The guilt of that lies on his shoulders.

“I hated him. Hated his friends. They made me feel so ... small. But as I left that football house, I promised myself no one would ever do that to me again. Have that kind of power over me again.” She shook her head. “But my virginity and my heart hadn’t been enough for him. He wanted my pride too. Looking back, I think something in him needed to break me, to drag me to the ground. Because he called me later that night and left a message inviting me to a party the football players planned on throwing after the game that Friday. That probably wasn’t the only thing on their agenda. Humiliating me was too.”

She straightens, and when she looks at me, the shadows of pain linger in her brown eyes, but a smirk rides her face. My fingers itch to trace it even as a cautious pleasure trips through me at the sight of it.

“But unfortunately a stink bomb going off right in the football house ruined their party plans. Also had the house—and its tenants—smelling like shit for weeks. Or so I’m told.”

I stare at her. Then snicker.

“That’s fucking savage.”

“I don’t know what you’re talking about.” Her smirk deepens but then fades. “I guess I should thank Robert and those other football players.
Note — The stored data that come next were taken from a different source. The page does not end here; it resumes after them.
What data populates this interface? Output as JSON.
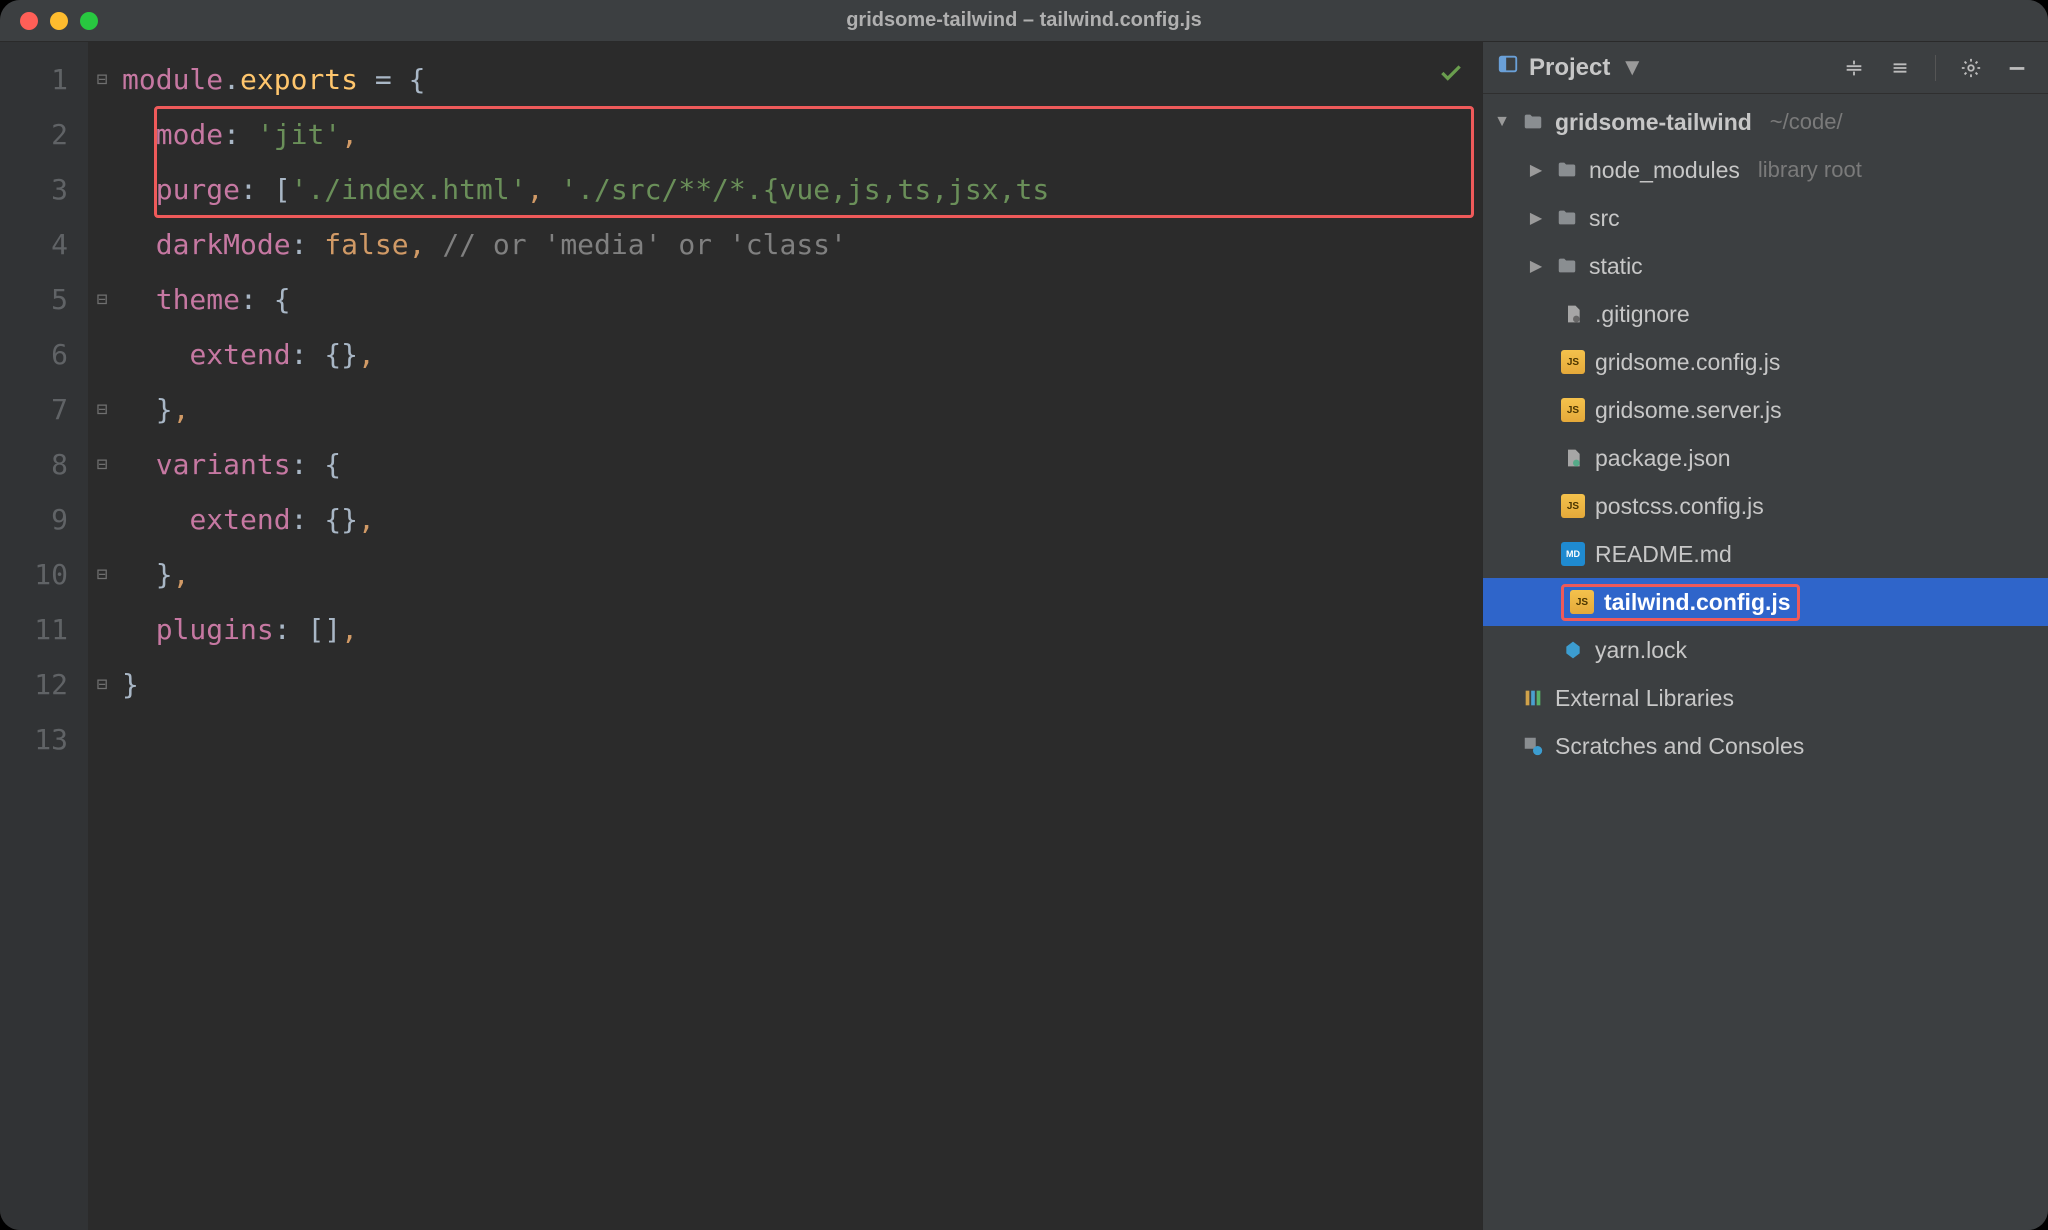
{
  "window": {
    "title": "gridsome-tailwind – tailwind.config.js"
  },
  "editor": {
    "line_numbers": [
      "1",
      "2",
      "3",
      "4",
      "5",
      "6",
      "7",
      "8",
      "9",
      "10",
      "11",
      "12",
      "13"
    ],
    "tokens": {
      "module": "module",
      "dot": ".",
      "exports": "exports",
      "equals": " = ",
      "lbrace": "{",
      "rbrace": "}",
      "mode_key": "mode",
      "mode_val": "'jit'",
      "purge_key": "purge",
      "purge_arr_open": "[",
      "purge_v1": "'./index.html'",
      "purge_v2": "'./src/**/*.{vue,js,ts,jsx,ts",
      "darkMode_key": "darkMode",
      "darkMode_val": "false",
      "dark_comment": "// or 'media' or 'class'",
      "theme_key": "theme",
      "extend_key": "extend",
      "empty_obj": "{}",
      "variants_key": "variants",
      "plugins_key": "plugins",
      "empty_arr": "[]",
      "colon": ": ",
      "comma": ",",
      "comma_sp": ", "
    }
  },
  "sidebar": {
    "header": {
      "label": "Project"
    },
    "tree": {
      "root": {
        "name": "gridsome-tailwind",
        "path": "~/code/"
      },
      "folders": [
        {
          "name": "node_modules",
          "note": "library root"
        },
        {
          "name": "src"
        },
        {
          "name": "static"
        }
      ],
      "files": [
        {
          "name": ".gitignore",
          "kind": "txt"
        },
        {
          "name": "gridsome.config.js",
          "kind": "js"
        },
        {
          "name": "gridsome.server.js",
          "kind": "js"
        },
        {
          "name": "package.json",
          "kind": "txt"
        },
        {
          "name": "postcss.config.js",
          "kind": "js"
        },
        {
          "name": "README.md",
          "kind": "md"
        },
        {
          "name": "tailwind.config.js",
          "kind": "js",
          "selected": true
        },
        {
          "name": "yarn.lock",
          "kind": "lock"
        }
      ],
      "extras": [
        {
          "name": "External Libraries",
          "kind": "lib"
        },
        {
          "name": "Scratches and Consoles",
          "kind": "scratch"
        }
      ]
    }
  }
}
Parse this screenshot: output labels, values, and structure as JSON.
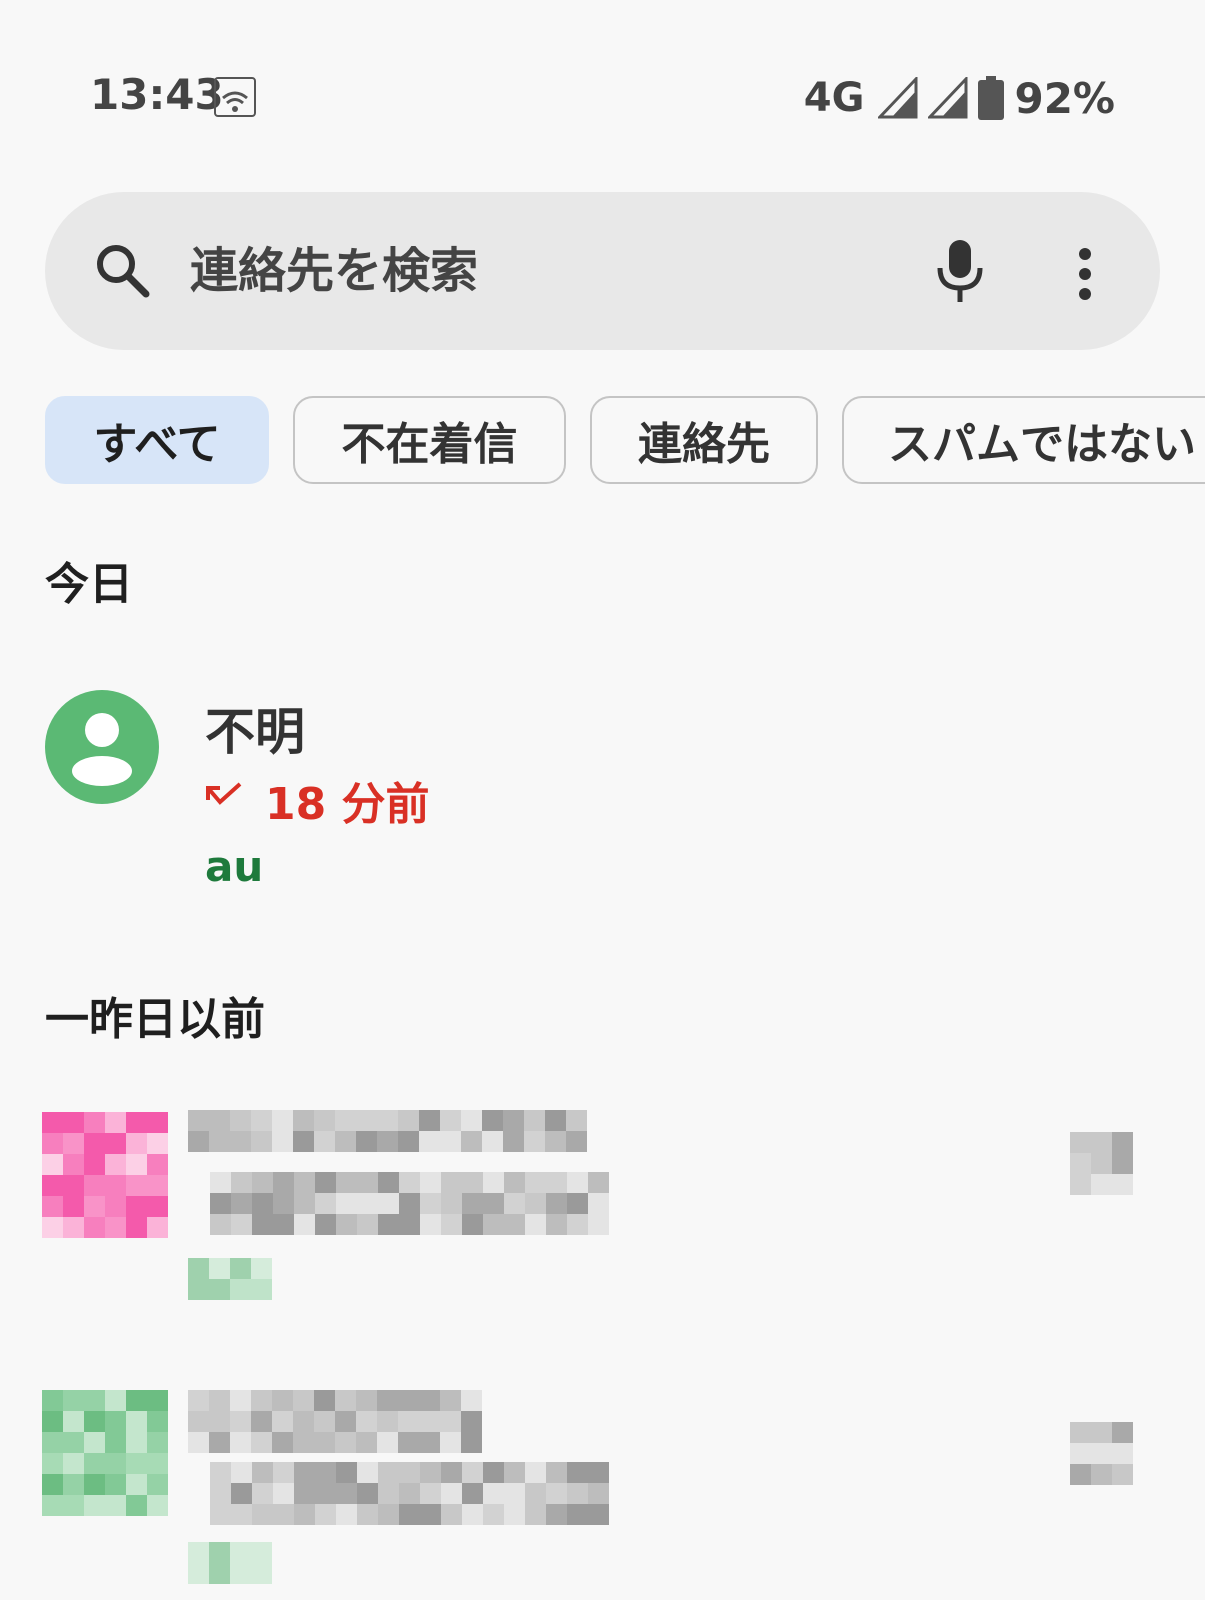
{
  "status_bar": {
    "time": "13:43",
    "network": "4G",
    "battery": "92%"
  },
  "search": {
    "placeholder": "連絡先を検索"
  },
  "filters": [
    {
      "label": "すべて",
      "selected": true
    },
    {
      "label": "不在着信",
      "selected": false
    },
    {
      "label": "連絡先",
      "selected": false
    },
    {
      "label": "スパムではない",
      "selected": false
    }
  ],
  "sections": {
    "today": "今日",
    "older": "一昨日以前"
  },
  "calls": [
    {
      "name": "不明",
      "time": "18 分前",
      "carrier": "au",
      "avatar_color": "#5bb974",
      "status_color": "#d93025"
    }
  ],
  "colors": {
    "accent_chip": "#d7e5f8",
    "missed": "#d93025",
    "carrier": "#1e7a3c"
  }
}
After that, I stopped giving a damn what people thought. Stopped letting people walk over me, make decisions for me. I stopped hiding in plain sight. That’s when people started calling me a little crazy, loose. Didn’t bother me. All that meant I was finally living my life out loud and by my own rules.”

“You don’t owe those assholes a thing, and for damn sure you shouldn’t be thanking them for anything.” I plant a hand near her hip and lean over her, lowering my face to hers. This close, I can taste the oyster sauce and wine on her breath, and I want to lick it off. “No, I take it back. You want to be grateful to them? Be grateful that they revealed the strength that always existed beneath. Be thankful that their pettiness, immaturity, and just shittiness of character only highlighted the integrity and beauty of yours because you would never think of treating another person that way. Be grateful that they showed you that you could be bent but not broken.”

It makes sense now. The theme of empowerment, consent, and choice that runs through Ravaged Lands. How Sarafina defends other people, but she’s also her own champion. It all makes such heartbreaking and awe-inspiring sense.

I lift a hand to her face, letting it hover there, and only when she captures my wrist and presses my palm to her cheek do I cradle it. And my whole body sighs.

“You don’t have to tell me why you joined BURNED,” I murmur, stroking my thumb underneath the full curve of her bottom lip. “I get it. You believe in the mission of the company. And while you’re there, you want to give someone what you didn’t receive. The gentleness, the carefulness, the honesty.”